I don’t, coz I’m here to do stuff, not stand back.

He pulls a little thing with a red handle from a pouch on his belt, and then his hammer. Then he slides himself back along the wall so jus’ his arms is sticking out over the glass. ‘Get back!’ he says again.

I take two steps back.

He uncovers a super sharp point on the red thing, lines it up on the glass, and pounds it hard with his hammer.

There’s a huge bang like an explosion and then Jag is pulling his arms in, squeezing his eyes shut and turning away from the door as it clouds and explodes into glass chunks that throw themselves onto the floor in a tumbling mound and slide outwards, striking my bare feet and sending me hopping a few more steps back, landing on the glass-chunks and hurting my feet more.

‘I tol’ ya!’ he says, then throws his sack down on the crumbled glass in the doorway. ‘After you!’ he says.

The sack does hardly anything to make the glass not stab into the soles of my feet, shooting jolts up my legs, curling my toes, but they ain’t sharp enough to cut the skin. I lay my sack down too, and Jag follows after.

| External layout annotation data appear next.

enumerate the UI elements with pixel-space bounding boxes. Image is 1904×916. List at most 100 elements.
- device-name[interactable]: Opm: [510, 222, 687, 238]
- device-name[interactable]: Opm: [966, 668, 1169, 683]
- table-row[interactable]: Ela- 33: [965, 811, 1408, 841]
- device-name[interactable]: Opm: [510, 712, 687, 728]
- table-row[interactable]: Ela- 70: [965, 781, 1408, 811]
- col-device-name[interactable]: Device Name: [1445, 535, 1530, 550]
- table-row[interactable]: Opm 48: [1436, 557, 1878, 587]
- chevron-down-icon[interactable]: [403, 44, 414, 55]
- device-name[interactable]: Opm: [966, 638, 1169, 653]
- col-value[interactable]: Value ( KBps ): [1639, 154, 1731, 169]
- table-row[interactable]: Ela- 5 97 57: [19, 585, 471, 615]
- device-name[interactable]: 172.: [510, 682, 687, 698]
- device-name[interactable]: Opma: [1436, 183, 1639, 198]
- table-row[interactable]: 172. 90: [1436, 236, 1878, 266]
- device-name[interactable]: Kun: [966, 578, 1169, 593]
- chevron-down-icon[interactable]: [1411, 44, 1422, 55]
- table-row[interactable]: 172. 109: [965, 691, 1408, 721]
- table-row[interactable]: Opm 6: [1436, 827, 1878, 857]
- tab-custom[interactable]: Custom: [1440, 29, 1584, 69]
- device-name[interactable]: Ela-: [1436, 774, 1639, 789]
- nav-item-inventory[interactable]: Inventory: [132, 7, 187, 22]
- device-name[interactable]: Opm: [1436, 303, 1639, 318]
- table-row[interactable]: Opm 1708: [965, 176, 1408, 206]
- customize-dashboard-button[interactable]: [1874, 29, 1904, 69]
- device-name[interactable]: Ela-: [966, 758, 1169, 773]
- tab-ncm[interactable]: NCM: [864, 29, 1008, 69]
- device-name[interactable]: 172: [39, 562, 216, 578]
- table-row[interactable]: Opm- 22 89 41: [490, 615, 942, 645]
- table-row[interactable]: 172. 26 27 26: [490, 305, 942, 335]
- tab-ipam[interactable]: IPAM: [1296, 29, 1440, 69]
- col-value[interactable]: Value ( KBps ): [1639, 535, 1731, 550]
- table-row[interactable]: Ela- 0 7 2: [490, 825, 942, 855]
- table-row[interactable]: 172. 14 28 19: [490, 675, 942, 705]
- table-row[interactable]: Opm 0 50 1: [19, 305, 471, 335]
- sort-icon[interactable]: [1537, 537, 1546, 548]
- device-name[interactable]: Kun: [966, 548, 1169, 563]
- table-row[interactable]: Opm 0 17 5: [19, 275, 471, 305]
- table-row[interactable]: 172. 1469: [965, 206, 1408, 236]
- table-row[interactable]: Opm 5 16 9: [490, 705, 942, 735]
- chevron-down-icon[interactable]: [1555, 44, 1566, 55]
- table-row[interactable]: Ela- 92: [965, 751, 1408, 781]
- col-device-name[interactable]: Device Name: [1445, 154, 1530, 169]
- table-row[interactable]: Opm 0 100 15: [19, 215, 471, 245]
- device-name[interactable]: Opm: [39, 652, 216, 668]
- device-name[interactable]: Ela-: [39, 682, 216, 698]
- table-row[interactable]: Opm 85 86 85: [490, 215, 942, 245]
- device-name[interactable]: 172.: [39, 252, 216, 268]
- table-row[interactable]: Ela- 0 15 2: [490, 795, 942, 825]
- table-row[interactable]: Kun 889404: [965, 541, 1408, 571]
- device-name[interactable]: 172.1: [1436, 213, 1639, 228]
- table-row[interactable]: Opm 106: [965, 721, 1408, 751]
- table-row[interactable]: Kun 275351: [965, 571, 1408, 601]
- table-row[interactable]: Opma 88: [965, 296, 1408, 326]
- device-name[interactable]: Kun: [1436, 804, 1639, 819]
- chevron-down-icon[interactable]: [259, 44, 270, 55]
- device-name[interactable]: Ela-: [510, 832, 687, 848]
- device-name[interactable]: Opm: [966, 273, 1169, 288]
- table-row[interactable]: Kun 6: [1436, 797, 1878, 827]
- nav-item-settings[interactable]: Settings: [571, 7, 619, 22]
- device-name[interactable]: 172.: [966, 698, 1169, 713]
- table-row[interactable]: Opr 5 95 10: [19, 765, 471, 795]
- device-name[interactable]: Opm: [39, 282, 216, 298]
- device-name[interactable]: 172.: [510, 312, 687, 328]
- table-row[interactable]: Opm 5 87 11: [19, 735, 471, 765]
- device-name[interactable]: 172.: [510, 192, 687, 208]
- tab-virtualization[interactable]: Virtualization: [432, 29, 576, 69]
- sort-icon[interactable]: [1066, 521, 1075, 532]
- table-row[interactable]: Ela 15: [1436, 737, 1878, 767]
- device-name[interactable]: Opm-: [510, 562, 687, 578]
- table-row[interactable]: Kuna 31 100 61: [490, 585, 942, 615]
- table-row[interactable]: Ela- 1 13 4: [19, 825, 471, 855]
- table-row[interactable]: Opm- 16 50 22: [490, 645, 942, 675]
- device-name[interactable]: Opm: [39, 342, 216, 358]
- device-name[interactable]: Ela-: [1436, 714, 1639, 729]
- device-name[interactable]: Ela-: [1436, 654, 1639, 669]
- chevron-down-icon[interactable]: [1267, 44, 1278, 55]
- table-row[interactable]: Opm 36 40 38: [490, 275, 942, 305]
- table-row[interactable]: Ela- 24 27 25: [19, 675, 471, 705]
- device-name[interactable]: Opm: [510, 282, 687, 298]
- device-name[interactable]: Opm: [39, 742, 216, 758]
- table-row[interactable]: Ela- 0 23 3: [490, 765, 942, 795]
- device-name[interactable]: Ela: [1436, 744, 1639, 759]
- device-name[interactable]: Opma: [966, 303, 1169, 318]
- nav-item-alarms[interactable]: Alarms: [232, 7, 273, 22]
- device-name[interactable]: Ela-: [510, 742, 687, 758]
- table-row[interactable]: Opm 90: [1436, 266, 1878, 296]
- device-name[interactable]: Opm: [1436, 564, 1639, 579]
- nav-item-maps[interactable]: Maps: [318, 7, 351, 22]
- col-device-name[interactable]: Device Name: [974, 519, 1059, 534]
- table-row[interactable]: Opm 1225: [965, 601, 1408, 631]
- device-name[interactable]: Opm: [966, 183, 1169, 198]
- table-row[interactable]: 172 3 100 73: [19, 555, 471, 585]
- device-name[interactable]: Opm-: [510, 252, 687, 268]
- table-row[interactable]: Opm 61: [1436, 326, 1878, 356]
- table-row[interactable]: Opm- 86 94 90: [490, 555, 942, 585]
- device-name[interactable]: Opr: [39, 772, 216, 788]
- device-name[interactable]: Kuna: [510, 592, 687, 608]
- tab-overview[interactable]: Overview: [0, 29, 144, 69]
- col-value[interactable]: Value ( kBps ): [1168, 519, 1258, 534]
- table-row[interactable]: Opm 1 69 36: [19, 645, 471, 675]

Then I grab up my sack, pick my way through the scattered chunks and run. It’s a room full of chairs and tables and amazing paintings on the walls and one side is all grimy sea-streaked glass. Ma tol’ me that in the times before the risen sea, people would come to places like this and sit down and people would jus’ bring them food. I can’t believe people used to live like this. Imagine food brought right to you while you sit on your bum like a newborn bub!